Mekanismenya, sebelum mengentry data lebih dulu BK-Diklat untuk diberikan
penyuluhan dan pemahaman tata cara pengsian formulir PUPNS.
Meski
pendataan ulang itu secara sendiri, lanjut Asep, namun untuk membantu
pengejaannya dikoordinir oleh bagian pendataan di SKPD masing-masing.
“Pelaksanaannya
pekan depan, seluruh PNS akan diberikan sosialisasi tata cara pengisian.
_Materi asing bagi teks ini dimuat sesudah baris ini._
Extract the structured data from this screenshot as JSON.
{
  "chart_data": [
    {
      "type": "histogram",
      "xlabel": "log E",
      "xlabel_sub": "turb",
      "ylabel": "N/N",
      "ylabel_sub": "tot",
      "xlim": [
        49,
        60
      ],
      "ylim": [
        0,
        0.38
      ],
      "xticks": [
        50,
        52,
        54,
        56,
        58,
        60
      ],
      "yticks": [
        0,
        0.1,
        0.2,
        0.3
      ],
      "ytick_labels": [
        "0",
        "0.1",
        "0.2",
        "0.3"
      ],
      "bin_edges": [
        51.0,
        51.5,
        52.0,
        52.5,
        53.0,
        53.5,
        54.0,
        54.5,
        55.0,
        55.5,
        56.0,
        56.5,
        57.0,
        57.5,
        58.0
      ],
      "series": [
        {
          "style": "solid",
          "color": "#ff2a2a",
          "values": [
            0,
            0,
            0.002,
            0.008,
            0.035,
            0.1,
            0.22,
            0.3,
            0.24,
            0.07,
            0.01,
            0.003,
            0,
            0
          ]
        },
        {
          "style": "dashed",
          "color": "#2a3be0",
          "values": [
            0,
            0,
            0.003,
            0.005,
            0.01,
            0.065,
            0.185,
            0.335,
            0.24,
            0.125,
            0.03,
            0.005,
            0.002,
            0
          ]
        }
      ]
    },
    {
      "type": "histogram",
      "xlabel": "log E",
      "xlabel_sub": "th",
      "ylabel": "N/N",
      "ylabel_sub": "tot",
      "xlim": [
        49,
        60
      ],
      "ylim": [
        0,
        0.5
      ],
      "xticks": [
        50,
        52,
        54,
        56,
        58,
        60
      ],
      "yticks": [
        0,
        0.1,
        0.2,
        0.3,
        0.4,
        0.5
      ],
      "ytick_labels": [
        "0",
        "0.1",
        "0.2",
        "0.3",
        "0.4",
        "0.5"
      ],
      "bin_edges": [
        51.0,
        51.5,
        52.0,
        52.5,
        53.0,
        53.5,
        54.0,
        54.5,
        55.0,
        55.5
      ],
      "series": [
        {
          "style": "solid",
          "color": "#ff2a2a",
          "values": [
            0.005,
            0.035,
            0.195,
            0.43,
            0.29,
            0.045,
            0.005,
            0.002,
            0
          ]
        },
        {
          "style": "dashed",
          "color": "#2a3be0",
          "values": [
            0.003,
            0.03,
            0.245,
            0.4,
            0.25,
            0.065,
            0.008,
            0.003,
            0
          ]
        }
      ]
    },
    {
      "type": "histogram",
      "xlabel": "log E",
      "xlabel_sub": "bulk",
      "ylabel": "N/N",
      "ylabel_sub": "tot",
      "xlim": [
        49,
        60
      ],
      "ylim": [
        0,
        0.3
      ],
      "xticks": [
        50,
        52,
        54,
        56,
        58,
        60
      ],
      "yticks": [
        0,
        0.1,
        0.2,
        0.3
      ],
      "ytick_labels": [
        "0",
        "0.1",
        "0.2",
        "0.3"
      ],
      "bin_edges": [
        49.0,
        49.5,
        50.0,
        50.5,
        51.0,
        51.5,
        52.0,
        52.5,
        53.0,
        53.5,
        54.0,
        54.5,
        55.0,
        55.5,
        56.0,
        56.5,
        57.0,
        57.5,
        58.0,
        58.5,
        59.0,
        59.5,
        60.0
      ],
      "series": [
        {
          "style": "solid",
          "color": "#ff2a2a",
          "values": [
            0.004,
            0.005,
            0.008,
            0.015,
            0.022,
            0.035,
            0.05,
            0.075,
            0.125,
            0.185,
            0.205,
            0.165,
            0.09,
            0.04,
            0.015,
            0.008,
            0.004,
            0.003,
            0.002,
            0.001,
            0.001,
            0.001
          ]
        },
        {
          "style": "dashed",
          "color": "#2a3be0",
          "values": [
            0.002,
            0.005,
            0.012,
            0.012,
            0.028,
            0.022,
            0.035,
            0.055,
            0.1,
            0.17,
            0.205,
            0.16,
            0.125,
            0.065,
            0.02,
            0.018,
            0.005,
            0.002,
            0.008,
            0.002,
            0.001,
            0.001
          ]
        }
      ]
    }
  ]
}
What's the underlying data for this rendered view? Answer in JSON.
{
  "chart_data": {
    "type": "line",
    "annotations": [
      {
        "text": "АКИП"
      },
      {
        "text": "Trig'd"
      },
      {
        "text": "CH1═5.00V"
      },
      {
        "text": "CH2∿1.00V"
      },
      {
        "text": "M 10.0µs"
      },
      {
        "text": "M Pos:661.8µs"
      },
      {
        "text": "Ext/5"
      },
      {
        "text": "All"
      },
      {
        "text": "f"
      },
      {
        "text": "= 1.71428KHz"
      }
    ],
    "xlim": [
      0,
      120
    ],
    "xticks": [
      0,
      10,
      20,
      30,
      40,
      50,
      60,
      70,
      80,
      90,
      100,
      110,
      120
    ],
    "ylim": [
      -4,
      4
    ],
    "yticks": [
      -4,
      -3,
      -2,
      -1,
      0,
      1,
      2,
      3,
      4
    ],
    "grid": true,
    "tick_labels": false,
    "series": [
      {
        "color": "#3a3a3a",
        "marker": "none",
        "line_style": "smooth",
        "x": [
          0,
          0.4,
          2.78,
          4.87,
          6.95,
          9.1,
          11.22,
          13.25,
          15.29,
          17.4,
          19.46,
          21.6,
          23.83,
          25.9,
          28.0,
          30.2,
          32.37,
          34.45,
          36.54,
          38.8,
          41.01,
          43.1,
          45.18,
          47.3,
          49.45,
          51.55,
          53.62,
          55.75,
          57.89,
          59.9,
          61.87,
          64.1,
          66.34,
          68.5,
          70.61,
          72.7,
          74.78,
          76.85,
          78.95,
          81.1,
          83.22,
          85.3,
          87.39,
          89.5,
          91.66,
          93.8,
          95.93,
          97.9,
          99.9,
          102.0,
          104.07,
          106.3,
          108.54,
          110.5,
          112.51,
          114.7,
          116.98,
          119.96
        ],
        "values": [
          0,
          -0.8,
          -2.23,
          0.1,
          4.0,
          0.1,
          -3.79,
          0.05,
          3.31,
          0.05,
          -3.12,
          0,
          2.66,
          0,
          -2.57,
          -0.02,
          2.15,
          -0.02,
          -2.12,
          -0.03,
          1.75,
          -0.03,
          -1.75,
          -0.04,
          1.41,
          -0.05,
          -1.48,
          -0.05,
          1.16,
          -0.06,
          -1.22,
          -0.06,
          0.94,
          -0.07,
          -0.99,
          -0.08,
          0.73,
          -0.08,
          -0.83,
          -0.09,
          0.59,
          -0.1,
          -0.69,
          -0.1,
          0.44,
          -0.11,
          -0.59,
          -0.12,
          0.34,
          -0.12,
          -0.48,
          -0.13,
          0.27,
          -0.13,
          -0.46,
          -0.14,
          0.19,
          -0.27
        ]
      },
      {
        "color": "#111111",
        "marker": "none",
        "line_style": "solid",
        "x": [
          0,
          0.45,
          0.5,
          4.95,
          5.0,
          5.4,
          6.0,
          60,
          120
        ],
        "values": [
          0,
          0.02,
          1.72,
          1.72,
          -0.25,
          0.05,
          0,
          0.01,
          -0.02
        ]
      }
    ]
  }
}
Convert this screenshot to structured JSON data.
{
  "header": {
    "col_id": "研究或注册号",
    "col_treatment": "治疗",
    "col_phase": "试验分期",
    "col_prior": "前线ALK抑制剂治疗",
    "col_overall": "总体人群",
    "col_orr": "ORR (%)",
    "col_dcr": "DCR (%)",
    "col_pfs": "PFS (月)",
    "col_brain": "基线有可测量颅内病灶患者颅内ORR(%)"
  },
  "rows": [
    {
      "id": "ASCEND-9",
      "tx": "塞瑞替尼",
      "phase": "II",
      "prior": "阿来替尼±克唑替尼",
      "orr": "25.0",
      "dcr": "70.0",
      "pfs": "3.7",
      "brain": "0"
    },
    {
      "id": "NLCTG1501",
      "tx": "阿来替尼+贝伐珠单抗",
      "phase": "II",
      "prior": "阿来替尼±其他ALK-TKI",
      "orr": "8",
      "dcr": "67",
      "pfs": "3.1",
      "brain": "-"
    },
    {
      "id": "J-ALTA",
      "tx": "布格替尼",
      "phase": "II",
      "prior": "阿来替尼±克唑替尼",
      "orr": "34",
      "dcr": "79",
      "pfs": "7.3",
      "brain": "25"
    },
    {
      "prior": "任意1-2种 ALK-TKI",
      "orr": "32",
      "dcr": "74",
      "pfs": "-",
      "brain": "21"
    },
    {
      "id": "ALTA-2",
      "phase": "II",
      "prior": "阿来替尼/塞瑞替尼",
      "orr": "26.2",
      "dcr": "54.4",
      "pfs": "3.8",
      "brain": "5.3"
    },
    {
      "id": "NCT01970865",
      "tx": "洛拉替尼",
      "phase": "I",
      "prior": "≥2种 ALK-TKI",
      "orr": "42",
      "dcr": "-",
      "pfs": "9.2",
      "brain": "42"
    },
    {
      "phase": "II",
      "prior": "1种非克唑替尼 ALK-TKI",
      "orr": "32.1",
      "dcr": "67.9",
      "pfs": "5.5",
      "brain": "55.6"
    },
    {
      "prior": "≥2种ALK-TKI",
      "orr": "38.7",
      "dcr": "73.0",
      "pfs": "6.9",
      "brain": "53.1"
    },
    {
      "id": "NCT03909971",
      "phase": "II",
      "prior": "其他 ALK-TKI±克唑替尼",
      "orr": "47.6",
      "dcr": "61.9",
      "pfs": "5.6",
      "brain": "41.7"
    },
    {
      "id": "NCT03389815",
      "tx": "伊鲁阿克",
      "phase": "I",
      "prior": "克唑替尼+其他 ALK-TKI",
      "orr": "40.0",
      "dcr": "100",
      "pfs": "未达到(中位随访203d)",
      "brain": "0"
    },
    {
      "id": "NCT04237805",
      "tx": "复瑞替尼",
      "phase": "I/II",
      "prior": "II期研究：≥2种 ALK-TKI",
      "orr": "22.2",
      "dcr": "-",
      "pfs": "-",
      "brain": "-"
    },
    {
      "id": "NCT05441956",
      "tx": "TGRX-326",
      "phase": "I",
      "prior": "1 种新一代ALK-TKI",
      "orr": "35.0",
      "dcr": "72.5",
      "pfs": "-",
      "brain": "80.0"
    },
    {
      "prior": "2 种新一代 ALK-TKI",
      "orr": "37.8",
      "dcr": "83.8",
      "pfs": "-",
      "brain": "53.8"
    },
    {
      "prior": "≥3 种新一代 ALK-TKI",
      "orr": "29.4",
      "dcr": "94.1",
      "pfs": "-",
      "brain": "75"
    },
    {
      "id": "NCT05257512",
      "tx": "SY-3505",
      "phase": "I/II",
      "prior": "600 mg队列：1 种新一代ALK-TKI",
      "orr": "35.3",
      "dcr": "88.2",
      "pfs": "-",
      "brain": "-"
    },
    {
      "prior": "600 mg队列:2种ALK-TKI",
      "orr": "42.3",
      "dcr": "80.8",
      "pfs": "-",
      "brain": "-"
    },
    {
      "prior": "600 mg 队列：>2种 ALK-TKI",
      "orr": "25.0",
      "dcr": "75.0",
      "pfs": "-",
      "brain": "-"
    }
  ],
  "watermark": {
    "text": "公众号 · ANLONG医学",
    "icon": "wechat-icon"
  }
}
Saat
ini sudah ada yang mendata ulang, tetapi serentaknya akan dilakukan pekan
depan,” katanya.
Tujuan dari
PUPNS, kata Asep, untuk memperoleh data yang akurat, terpercaya, sebagai dasar
kebutuhan mengembangkan sistem informasi kepegawaian ASN. Apalagi, menurutnya
beredar informasi pegawai publik menggunakan ijazah palsu atau dokumen yang
illegal.
“Ini
program dari pemerintah pusat, pengerjaannya dipastikan akan cepat karena tidak
butuh waktu lama,” ujarnya.
Hal senada,
disampaikan Kabid Informasi Kepegawaian (Inka) BK-Diklat Kota Cirebon, Yoyoh
Rokayah, pelaksanaan untuk pendataan ulan PNS akan dilakukan pada 15-16
September ini.
Semua PNS,
termasuk para guru-guru sekolah akan dipanggil untuk dipandu lebih dulu, karena
khawatir ada kesalahan saat entry data.
Karena data
yang diinput langsung ke BKN, maka jangan sampai salah karena bisa berakibat
fatal.
Data utama yang perlu dicermati oleh PNS yakni, data pribadi seperti NIP lama dan yang baru, tempat tanggal lahir, gelar depan dan belakang, pendidikan terakhir, riwayat pendidikan, data posisi dan jabatan, riwayat keluarga, data golongan kepangkatan serta tanggal mulai ditetapkan sebagai PNS.
Selain itu
juga ada data pendukung yang fungsinya memperlihatkan kinerja dan prestasi
pegawai bersangkutan.
“Salah satu
digit saja, akan dapat mempengaruhi data di BKN, jadi perlu kehati-hatian
mengisi formulirnya,” katanya.
Dia
mengatakan, akhir November data harus sudah diverifikasi di BKN, makanya
Oktober ini sudah selesai semua. Dia mengimbau, sebelum meng-entry data PNS
diperkanankan menyiapkan lebih dulu bukti fisik sertifikat atau SK PNS. Karena
jika sampai salah status PNS akan tidak valid.